Animal Welfare Enhancement Awards - 2005 Recipients

Does Increasing Environmental Enrichment Promote Recovery in Macaques?
Susan Pack, C.A.H.T., LATG
 University of Pennsylvania Gene Therapy Program

Severe prolonged pain, particularly post-operative pain, has been known to cause negative effects on the patient involved. Metabolic abnormalities, psychological abnormalities, delayed wound healing, and self-mutilation are just a few of the detrimental side effects that can occur due to pain. We believe that providing environmental enrichment to all laboratory animals should be a routine component of the post-operative regimen, but it currently appears to be lacking in the lab animal community.
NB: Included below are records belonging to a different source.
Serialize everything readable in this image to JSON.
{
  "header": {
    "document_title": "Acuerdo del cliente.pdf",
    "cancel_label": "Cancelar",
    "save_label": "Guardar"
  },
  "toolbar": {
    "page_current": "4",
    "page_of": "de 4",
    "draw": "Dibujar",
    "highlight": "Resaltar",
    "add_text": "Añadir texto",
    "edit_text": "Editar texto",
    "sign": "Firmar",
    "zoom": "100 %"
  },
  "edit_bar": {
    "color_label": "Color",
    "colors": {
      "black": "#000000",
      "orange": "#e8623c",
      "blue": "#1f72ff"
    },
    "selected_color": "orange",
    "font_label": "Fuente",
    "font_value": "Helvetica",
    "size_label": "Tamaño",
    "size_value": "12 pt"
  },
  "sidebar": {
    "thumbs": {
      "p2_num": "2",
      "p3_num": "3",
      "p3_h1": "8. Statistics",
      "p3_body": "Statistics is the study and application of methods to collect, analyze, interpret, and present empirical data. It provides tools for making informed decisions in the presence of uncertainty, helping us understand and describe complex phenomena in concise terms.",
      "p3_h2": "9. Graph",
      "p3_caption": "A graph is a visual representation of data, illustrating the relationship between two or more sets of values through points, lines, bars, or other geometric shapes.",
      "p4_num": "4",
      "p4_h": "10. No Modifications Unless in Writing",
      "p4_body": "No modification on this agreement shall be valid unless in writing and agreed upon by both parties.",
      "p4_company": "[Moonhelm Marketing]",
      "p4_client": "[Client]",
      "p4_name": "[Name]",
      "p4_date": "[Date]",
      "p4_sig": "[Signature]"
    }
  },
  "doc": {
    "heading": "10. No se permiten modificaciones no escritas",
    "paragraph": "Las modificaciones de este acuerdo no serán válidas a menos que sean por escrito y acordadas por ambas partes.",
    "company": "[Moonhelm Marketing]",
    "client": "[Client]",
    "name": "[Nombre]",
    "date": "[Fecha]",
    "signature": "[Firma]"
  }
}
In addition to the minimal enrichment currently provided to our non-human primates, we plan on providing additional services to the animals that are anticipated to be successful. We plan on providing more personal interaction with the animals (3 times a day), providing the primates with a variety of enrichment devices, such as tunnels, foraging boards, and puzzles, and, in addition, providing audible and visual stimulation in the form of music and television. Ultimately, we believe these actions will show it is in the best interest of both the animals and lab personnel to provide additional enrichment to hasten recovery. The presence of improved enrichment could account for more accurate research by eliminating the artifacts that could be linked to the post-operative recovery period. If funding is available, we also will perform the same study in mice.